The power of the corrective lens.

Answer to Problem 10P

The power of the corrective lens is $2.92\text{diopters}$.

Explanation of Solution

The power of the lens is,

$P=\frac{1}{f_{\text{in meters}}}$

Substitute $0.342\text{m}$ for $f$.

$\begin{array}{c}P=\frac{1}{0.342\text{m}}\\ =2.92\text{diopters}\end{array}$

Conclusion:

Thus, the power of the corrective lens is $\underset{\_}{2.92\text{diopters}}$.

To determine

The focal length of the corrective lens.

Answer to Problem 10P

The required values are $p=20.0\text{cm}$, $q=-40.0\text{cm}$, $f=40.0\text{cm}$ and $P=2.50\text{diopters}$.

Explanation of Solution

With the contact lens, the lens to eye distance would be zero. So, the object distance is,

$p=20.0\text{cm}$

The image distance is,

$q=-40.0\text{cm}$

The focal length is,

$f=\frac{pq}{p+q}$

Substitute $20.0\text{cm}$ for $p$ and $-40.0\text{cm}$ for $q$.

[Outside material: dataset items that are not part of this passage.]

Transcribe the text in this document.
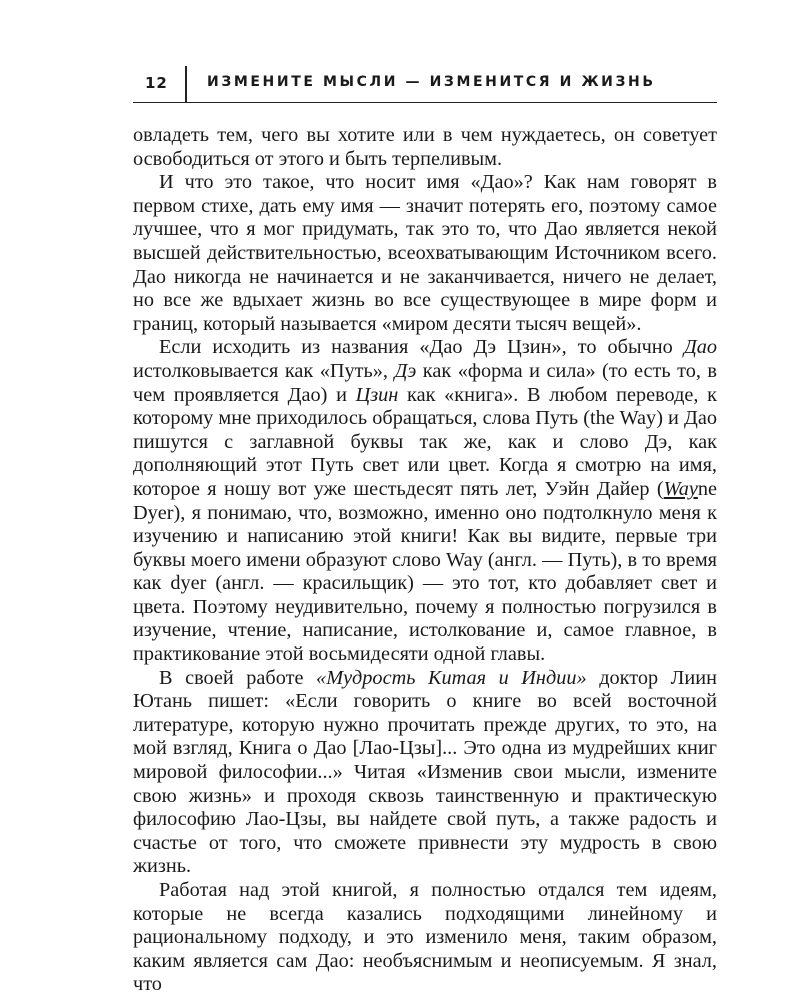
12	ИЗМЕНИТЕ МЫСЛИ — ИЗМЕНИТСЯ И ЖИЗНЬ

овладеть тем, чего вы хотите или в чем нуждаетесь, он советует освободиться от этого и быть терпеливым.

И что это такое, что носит имя «Дао»? Как нам говорят в первом стихе, дать ему имя — значит потерять его, поэтому самое лучшее, что я мог придумать, так это то, что Дао является некой высшей действительностью, всеохватывающим Источником всего. Дао никогда не начинается и не заканчивается, ничего не делает, но все же вдыхает жизнь во все существующее в мире форм и границ, который называется «миром десяти тысяч вещей».

Если исходить из названия «Дао Дэ Цзин», то обычно Дао истолковывается как «Путь», Дэ как «форма и сила» (то есть то, в чем проявляется Дао) и Цзин как «книга». В любом переводе, к которому мне приходилось обращаться, слова Путь (the Way) и Дао пишутся с заглавной буквы так же, как и слово Дэ, как дополняющий этот Путь свет или цвет. Когда я смотрю на имя, которое я ношу вот уже шестьдесят пять лет, Уэйн Дайер (Wayne Dyer), я понимаю, что, возможно, именно оно подтолкнуло меня к изучению и написанию этой книги! Как вы видите, первые три буквы моего имени образуют слово Way (англ. — Путь), в то время как dyer (англ. — красильщик) — это тот, кто добавляет свет и цвета. Поэтому неудивительно, почему я полностью погрузился в изучение, чтение, написание, истолкование и, самое главное, в практикование этой восьмидесяти одной главы.

В своей работе «Мудрость Китая и Индии» доктор Лиин Ютань пишет: «Если говорить о книге во всей восточной литературе, которую нужно прочитать прежде других, то это, на мой взгляд, Книга о Дао [Лао-Цзы]... Это одна из мудрейших книг мировой философии...» Читая «Изменив свои мысли, измените свою жизнь» и проходя сквозь таинственную и практическую философию Лао-Цзы, вы найдете свой путь, а также радость и счастье от того, что сможете привнести эту мудрость в свою жизнь.

Работая над этой книгой, я полностью отдался тем идеям, которые не всегда казались подходящими линейному и рациональному подходу, и это изменило меня, таким образом, каким является сам Дао: необъяснимым и неописуемым. Я знал, что
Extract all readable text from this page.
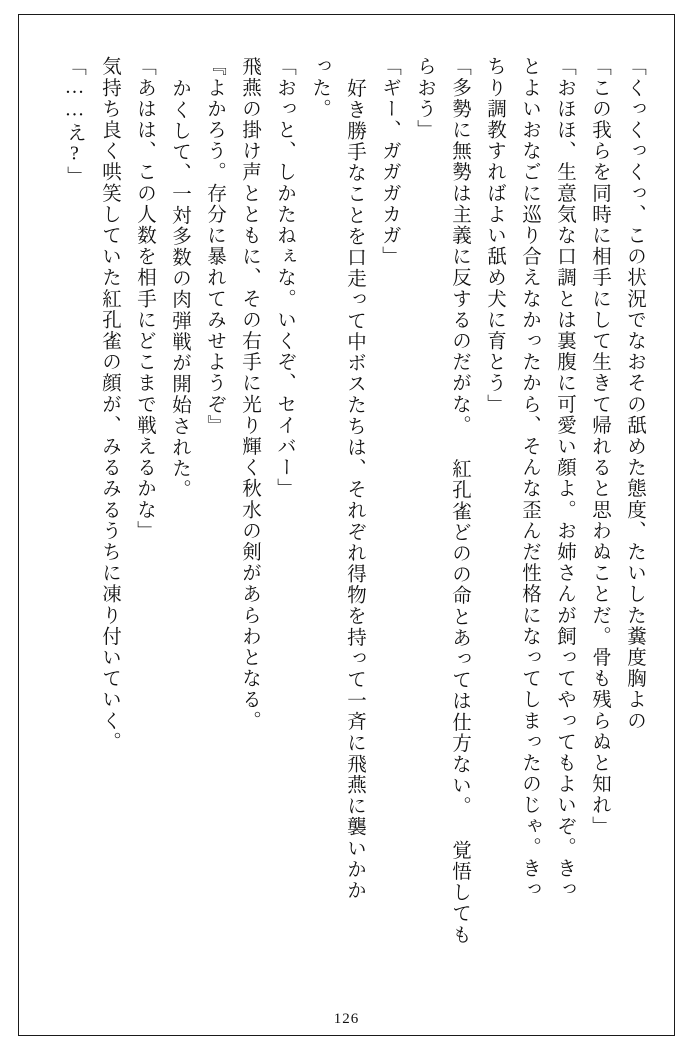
「くっくっくっ、この状況でなおその舐めた態度、たいした糞度胸よの
「この我らを同時に相手にして生きて帰れると思わぬことだ。骨も残らぬと知れ」
「おほほ、生意気な口調とは裏腹に可愛い顔よ。お姉さんが飼ってやってもよいぞ。きっ
とよいおなごに巡り合えなかったから、そんな歪んだ性格になってしまったのじゃ。きっ
ちり調教すればよい舐め犬に育とう」
「多勢に無勢は主義に反するのだがな。 紅孔雀どのの命とあっては仕方ない。 覚悟しても
らおう」
「ギー、ガガガカガ」
好き勝手なことを口走って中ボスたちは、それぞれ得物を持って一斉に飛燕に襲いかか
った。
「おっと、しかたねぇな。いくぞ、セイバー」
飛燕の掛け声とともに、その右手に光り輝く秋水の剣があらわとなる。
『よかろう。存分に暴れてみせようぞ』
かくして、一対多数の肉弾戦が開始された。
「あはは、この人数を相手にどこまで戦えるかな」
気持ち良く哄笑していた紅孔雀の顔が、みるみるうちに凍り付いていく。
「……え?」
126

$\begin{array}{c}f=\frac{\left(20.0\text{cm}\right)\left(-40.0\text{cm}\right)}{20.0\text{cm}-40.0\text{cm}}\\ =40.0\text{cm}\end{array}$

The power of the lens is,

$P=\frac{1}{f_{\text{in meters}}}$

Substitute $0.400\text{m}$ for $f$.

$\begin{array}{c}P=\frac{1}{0.400\text{m}}\\ =2.50\text{diopters}\end{array}$

Conclusion:

Thus, the required values are $\underset{\_}{p=20.0\text{cm}}$, $\underset{\_}{q=-40.0\text{cm}}$, $\underset{\_}{f=40.0\text{cm}}$ and $\underset{\_}{P=2.50\text{diopters}}$.